Another possible expansion is to step outside the two-dimensional table of the double-constrained method and adopt a multi-level approach, such as an n-dimensional constrained analysis. By this expansion, we propose the theoretical and methodological development toward an ‘omni-spaces explanatory ecology of communities’: by this, meaning the consideration and use of an unlimited number and types of explanatory data tables, constraining either sites or species (rows and columns), in any number of response data sets (multiple interacting or linked communities).

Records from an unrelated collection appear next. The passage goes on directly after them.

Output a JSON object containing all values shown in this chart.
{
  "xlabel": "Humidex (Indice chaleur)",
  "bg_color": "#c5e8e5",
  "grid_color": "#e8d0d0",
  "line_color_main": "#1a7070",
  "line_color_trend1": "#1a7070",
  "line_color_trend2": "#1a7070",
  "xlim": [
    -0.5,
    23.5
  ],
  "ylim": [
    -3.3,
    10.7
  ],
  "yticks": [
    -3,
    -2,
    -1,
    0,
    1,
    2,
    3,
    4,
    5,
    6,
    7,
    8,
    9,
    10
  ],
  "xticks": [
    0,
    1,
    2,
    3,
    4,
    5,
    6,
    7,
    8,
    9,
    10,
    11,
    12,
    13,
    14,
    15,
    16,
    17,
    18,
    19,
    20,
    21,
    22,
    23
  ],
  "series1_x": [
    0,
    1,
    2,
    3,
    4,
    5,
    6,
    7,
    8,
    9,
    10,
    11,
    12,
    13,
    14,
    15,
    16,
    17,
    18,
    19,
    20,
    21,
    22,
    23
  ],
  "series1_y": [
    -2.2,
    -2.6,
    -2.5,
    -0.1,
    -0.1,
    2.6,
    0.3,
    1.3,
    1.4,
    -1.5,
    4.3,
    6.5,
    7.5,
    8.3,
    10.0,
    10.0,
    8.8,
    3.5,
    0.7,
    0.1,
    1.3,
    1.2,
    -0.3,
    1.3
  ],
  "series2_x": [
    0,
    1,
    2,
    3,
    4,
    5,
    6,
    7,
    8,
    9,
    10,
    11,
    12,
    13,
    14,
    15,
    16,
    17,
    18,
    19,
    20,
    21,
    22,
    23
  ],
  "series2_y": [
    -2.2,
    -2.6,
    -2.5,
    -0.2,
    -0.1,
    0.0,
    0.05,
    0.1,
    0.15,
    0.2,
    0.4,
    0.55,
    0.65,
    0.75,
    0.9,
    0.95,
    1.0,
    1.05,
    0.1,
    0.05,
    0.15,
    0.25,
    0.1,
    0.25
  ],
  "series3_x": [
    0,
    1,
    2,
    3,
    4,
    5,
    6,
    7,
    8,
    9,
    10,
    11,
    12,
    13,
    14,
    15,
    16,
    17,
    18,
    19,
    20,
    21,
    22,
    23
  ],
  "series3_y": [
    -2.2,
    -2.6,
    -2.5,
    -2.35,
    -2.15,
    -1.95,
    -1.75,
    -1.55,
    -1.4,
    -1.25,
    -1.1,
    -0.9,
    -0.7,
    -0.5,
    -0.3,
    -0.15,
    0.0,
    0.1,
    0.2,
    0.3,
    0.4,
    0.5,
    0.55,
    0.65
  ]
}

Unlike environmental variables and traits, which have a straightforward meaning, the significance and underlying mechanisms of niche overlap may vary greatly, depending on how the niche is defined and what data are used to evaluate it. Here, we have illustrated a relatively simple case study where we included the use and partitioning of habitat types, related mainly to life–environment interactions. When food resources or interspecific relationships are considered, the focus will be on biotic processes. In complex studies, considering different aspects of the niche, several niche overlap matrices can be combined, calculating the centroids, the mean, or another measure of central tendency of the similarities for each pair of species.

Conclusions

Including ecological niche metrics, especially niche dissimilarities, in the CENTS model, as a separate data table, adds the functional interaction between the species to the model that accounts for distribution, space variability, environmental predictors, and biological traits, and sometimes also for phylogenetic relationships. This can lead to new theoretical and applied research objectives. We have shown that one can use an existing three-table ordination method to analyze relationships among five or more datasets. Maybe the future will show that for challenging the complex environmental issues related to overpopulation, resource exploitation, degradation of habitats, invasive species, pollution, and loss of ecological functions, new methods have to be developed for linking more datasets from different informational spaces. The multivariate approach is already mature; new needs arise by linking and integrating multi-spaces, each of them being a system of multivariate datasets linked within and among the spaces. Searching for solutions to such complex issues will no longer result in predicting a structure or a group of functions, but tracing and modeling complex trajectories of ecological systems simultaneously along time, space, and other gradients. This will also mean a complex and multidisciplinary approach and the development of new mathematical tools for assisting the needs of ecological research. In this frame, we completed only a small step but showed the urge to move forward.